"People who daily expect to encounter fabulous realities run smack into them again and again. They keep their minds open for their eyes." (Ken Macrorie)
Friday, September 19, 2008
Teacher and Student
For a long time (almost 19 years), I taught at a girls' prep school in New Orleans. Just outside my classroom in the old science wing (my classroom had earlier been the "new" library) was a breezeway winding down past a history/English classroom and the music room. Along that breezeway were old wooden benches on which my students and I sat when conferring about their writing.

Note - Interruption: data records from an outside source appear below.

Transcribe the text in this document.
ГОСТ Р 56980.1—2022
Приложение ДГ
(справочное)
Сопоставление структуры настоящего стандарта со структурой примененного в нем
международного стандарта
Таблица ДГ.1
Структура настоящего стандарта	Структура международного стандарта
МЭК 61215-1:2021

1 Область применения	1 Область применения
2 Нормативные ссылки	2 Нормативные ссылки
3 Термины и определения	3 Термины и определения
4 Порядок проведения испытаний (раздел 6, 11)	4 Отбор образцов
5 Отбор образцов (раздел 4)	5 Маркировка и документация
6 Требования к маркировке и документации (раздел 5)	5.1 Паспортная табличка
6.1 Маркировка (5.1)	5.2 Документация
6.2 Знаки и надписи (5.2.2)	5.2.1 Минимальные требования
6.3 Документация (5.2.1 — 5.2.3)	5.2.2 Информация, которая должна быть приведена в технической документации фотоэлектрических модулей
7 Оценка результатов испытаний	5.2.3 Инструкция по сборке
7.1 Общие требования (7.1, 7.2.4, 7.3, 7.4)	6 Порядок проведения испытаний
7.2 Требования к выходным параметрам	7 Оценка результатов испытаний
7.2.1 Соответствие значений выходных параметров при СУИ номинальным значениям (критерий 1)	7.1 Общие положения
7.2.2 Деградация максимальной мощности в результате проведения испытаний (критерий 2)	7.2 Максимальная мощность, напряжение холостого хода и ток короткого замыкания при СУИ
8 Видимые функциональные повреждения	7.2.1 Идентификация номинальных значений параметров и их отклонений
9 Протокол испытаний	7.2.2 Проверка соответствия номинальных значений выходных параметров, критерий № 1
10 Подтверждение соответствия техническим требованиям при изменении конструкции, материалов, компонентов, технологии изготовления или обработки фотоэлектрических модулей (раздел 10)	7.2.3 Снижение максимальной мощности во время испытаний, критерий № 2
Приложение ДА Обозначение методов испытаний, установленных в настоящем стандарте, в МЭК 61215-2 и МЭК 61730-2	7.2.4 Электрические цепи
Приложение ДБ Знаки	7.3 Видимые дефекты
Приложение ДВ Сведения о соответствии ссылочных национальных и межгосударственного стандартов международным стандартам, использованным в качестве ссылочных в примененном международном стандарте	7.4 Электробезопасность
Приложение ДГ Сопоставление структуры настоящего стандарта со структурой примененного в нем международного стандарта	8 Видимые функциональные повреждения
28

Among the treasured things I took with me when I left that school was this photograph, which my friend Cathy, a former development director, gave me. It has been sitting in my office at my new school and reminds me of the girls, all now young women, I taught at McGehee's over three different decades.One of those young women, Meredith (listening intently in the photograph above), and I have recently been chatting through Facebook. She now teaches at her alma mater and also coaches volleyball. When I taught her in 8th and 10th grades, she lacked confidence in her reading, writing, and voice. During her senior English class with me, however, poetry gave her a voice. Indeed, she wrote such a beautiful personal essay that she used it as a college essay. Later, her peers chose it for publication in the school's literary magazine. In one of our last FB wall-to-walls, she wrote that she was the highest achieving student in her freshman composition course.
I always loved Meredith, and I know she knows it, too.